At the time you participated in Joanie 4 Jackie did you consider yourself a filmmaker? What was your relationship to making movies?
Yes, I was already a video artist working with the idea of the fragility of such a thing named “reality”, Hawai was part of a series about creating fictions of life.

Do you have any specific anecdotes or memories associated with your movie?
I used to have my camera with me all the time, the rule of game was in a single day to make life into fictional snapshots. The women in Hawai were dancing in a wedding and I liked the idea of them transported to Hawai.

What did you think/feel about the Joanie 4 Jackie at the time? And now, in retrospect?
I think I answered that in the previous question about the project. I still think it is a treasure.

If you attended a screening, can you tell us where and when it was and anything else you remember about it?
No, I just had some of them in VHS tapes, something I really liked, I remember watching them in bed, so it was very intimate.

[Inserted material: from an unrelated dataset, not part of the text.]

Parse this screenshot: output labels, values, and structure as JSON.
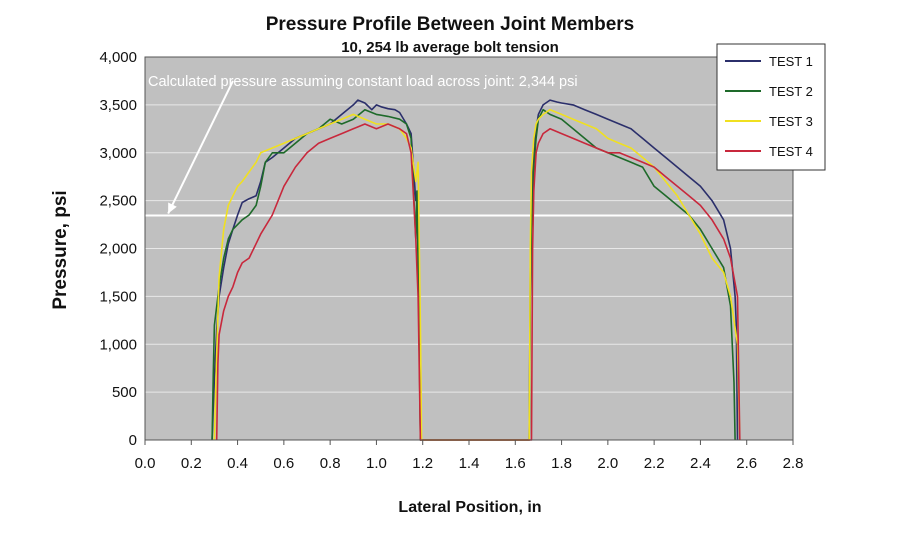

What institutions, groups, people, publications and movements were inspiring you at the time of your participation in J4J?
In Mexico there wasn’t a video art or independent filmmaking culture at the time, the few of us were working like in islands. I was a lonesome artist, very avid to discover people working out of the mainstream. There was a very strong energy that stimulated me a lot, I was fascinated with artists like, as I said before, Miranda July, and also Sadie Benning, Lourdes Portillo, Naomi Uman, Sophie Calle, Kathy High and in Mexico Teresa Margolles (who is also as Semefo in the “I saw bones” tape), Silvia Gruner, Sarah Minter, women working from a very passionated privacy, inventing their own language. On the other hand I was going through the film classics, the melodrama, the Italian neorealism, the German expressionists, Buster Keaton and popular culture. And in art the Renaissance artists, and Goya, Rembrandt. I was very hungry. Reading Ionesco and listening Alberta Hunter.

What do you do now – professionally and otherwise? Are you still involved in filmmaking?
I am still making videos but with no camera, in an ecology sense I work with recycling materials, also editing other things for a living, adult life steals a lot of time, but I am still fully passionated of moving images. I also have a conservation sea turtle project. We are all living in such a dark moment of humanity that I want a life of love and peace and awareness.

Anything you would like to see on the J4J site?
I want to see all the volumes of Big Miss Moviola.